Einige christliche Gruppen wie die Mormonen vertreten die Sichtweise, dass ihr eigenes Auftreten mit dem Kommen des Millenniums gleichzusetzen ist oder durch das Kommen des Millenniums begründet wird. Für die Christen der Bibelforscherbewegung beginnt das Millennium nach Harmagedon und ist gleichzusetzen mit dem Jüngsten Gericht.
Es gibt auch einen säkularen Millenarismus. In der Soziologie wird dafür eher der Begriff Chiliasmus verwendet (vgl. Mühlmann, Chiliasmus und Nativismus), und es wird vermutet, dass alle Kulturen (auch Stammeskulturen) in schweren sozialen Krisen zu chiliastischen Innovationen neigen.
Christliche theologische Begriffe im Zusammenhang mit Millenarismus
- Prämillenarismus: Dieser Begriff betont, dass Christus vor dem Millennium sichtbar wieder kommen wird (lat. prae „vor“), verbunden mit einer Herrschaft Israels (Messiasreich). Prämillenarismus bezieht sich auf Offenbarung des Johannes 20,1-10.
- Postmillenarismus, realisierter Millenarismus: Postmillenaristen glauben, dass das Reich Gottes durch christliche Predigt und Lehre erreicht wird, die zu einer besseren Welt führt. Christus kommt nach (lat. post „nach“) dem Millennium und tritt dann erst seine Herrschaft an, d. h. das Millennium ist schon angebrochen.
- Amillenarismus: Amillenaristen sehen die Zahl 1000 symbolisch und glauben, dass das Reich Gottes heute in der Welt gegenwärtig ist, da der siegreiche Christus seine Kirche durch Wort und Geist regiert. Die Abgrenzung zum Postmillenarismus ist oft fließend.
- Dispensationalismus: In dem Heilsplan des Dispensationalismus wird das Millennium als eigenständiger Äon betrachtet. Hier wird meist Prämillenarismus vertreten.
Geschichte
Der Heilige Irenäus von Lyon rechnete den Chiliasmus zu den kirchlichen Glaubensbekenntnissen und alle Nichtchiliasten zu „Ketzern“. Auch Kirchenväter wie Tertullian und Cyprian haben den Chiliasmus verkündet.
Ab Mitte des 3. Jahrhunderts wurde der Chiliasmus auch innerhalb der katholischen Kirche bekämpft. Die Erwartung eines irdischen Gottesreiches wurde nun überflüssig, denn der katholischen Kirche ging es materiell zunehmend besser und der politische Einfluss stieg. Dies interpretierte man als Zeichen, dass das Reich bereits begonnen hatte. Man betonte die angebliche „Endlosigkeit“ des Reichs Christi und erklärte die gegenteilige – auch durch Paulus vertretene – Anschauung von einem befristeten (äonischen) Messiasreich offiziell zur Häresie. Die Kirche bemühte sich, das chiliastische Schrifttum in seiner Bedeutung in den Hintergrund treten zu lassen.

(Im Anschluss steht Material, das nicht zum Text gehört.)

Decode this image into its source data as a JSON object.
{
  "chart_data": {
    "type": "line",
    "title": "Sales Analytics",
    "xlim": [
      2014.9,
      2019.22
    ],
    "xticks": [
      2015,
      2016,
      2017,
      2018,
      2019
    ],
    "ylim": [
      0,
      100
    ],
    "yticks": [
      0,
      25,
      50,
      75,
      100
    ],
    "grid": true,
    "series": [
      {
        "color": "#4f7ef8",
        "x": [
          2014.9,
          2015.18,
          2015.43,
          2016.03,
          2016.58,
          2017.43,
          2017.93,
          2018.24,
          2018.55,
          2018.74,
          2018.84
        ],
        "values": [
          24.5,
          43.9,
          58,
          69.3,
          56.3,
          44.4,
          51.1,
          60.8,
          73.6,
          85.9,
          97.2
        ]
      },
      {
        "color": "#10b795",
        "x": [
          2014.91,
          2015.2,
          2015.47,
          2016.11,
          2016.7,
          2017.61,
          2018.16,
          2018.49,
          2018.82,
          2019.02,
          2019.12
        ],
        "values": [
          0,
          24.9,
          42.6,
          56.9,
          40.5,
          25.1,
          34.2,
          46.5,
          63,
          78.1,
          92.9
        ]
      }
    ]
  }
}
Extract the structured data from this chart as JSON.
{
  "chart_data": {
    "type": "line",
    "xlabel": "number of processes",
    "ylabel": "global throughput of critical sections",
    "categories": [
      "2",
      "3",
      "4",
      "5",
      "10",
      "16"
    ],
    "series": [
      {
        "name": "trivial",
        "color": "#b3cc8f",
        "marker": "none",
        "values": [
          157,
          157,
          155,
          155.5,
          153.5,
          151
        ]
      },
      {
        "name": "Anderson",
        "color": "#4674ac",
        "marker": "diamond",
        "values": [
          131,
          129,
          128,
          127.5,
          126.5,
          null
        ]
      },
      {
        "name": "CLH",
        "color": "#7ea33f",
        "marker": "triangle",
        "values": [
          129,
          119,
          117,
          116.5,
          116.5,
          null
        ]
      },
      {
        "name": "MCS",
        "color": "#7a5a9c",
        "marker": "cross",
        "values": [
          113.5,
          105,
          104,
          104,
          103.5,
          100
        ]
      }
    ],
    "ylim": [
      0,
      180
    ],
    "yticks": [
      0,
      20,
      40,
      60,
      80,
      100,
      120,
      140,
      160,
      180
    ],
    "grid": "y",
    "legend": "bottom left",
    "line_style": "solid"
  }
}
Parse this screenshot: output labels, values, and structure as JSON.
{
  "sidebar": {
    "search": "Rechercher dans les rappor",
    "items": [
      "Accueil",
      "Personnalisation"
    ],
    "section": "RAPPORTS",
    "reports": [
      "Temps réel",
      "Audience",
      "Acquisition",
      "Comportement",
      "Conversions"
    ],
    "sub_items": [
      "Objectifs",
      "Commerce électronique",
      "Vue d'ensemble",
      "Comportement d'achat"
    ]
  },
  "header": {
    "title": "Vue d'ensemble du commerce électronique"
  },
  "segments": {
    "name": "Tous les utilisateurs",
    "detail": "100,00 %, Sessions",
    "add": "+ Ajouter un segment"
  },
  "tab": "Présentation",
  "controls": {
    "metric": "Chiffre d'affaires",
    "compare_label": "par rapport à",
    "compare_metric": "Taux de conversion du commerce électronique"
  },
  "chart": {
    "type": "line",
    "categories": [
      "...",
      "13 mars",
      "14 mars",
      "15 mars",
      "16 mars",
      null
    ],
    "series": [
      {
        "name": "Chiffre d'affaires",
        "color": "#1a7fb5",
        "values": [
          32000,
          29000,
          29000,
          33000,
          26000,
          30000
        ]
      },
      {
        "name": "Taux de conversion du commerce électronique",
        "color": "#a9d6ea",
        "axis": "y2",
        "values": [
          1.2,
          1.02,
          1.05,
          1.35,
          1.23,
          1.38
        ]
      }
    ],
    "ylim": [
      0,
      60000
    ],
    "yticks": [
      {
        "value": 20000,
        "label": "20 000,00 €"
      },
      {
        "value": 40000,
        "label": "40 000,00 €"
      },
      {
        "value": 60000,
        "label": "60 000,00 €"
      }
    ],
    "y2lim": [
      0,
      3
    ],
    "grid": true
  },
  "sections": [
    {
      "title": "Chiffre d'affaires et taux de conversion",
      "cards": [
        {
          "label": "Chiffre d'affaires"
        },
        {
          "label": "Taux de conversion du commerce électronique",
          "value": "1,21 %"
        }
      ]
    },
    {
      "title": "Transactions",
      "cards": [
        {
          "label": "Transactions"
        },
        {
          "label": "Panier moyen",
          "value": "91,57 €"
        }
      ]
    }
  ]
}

Augustinus verwarf den Millenarismus nach anfänglicher Befürwortung zugunsten eines Konzeptes, das den Anbruch des Millenniums bereits mit dem ersten Erscheinen Jesu Christi gleichsetzte (Amillenarismus). Als 1000 n. Chr. Christus jedoch nicht erschien, wurde es für die Anhänger des Amillenarismus notwendig, auch die Dauer der 1000 Jahre allegorisch aufzufassen. Jetzt sollten die 1000 Jahre für einen unbestimmten Zeitraum zwischen den beiden Kommen Christi stehen. Satan sei zwar gebunden, aber noch nicht ganz – das gegenwärtige Zeitalter sei, nach Augustinus, als Kampf zwischen Gemeinde und Welt, zwischen „Stadt Christi“ und „Stadt des Teufels“ zu sehen (Augustinus, De civitate dei 20,11). Diese allegorische Sicht setzte sich weithin im Christentum durch.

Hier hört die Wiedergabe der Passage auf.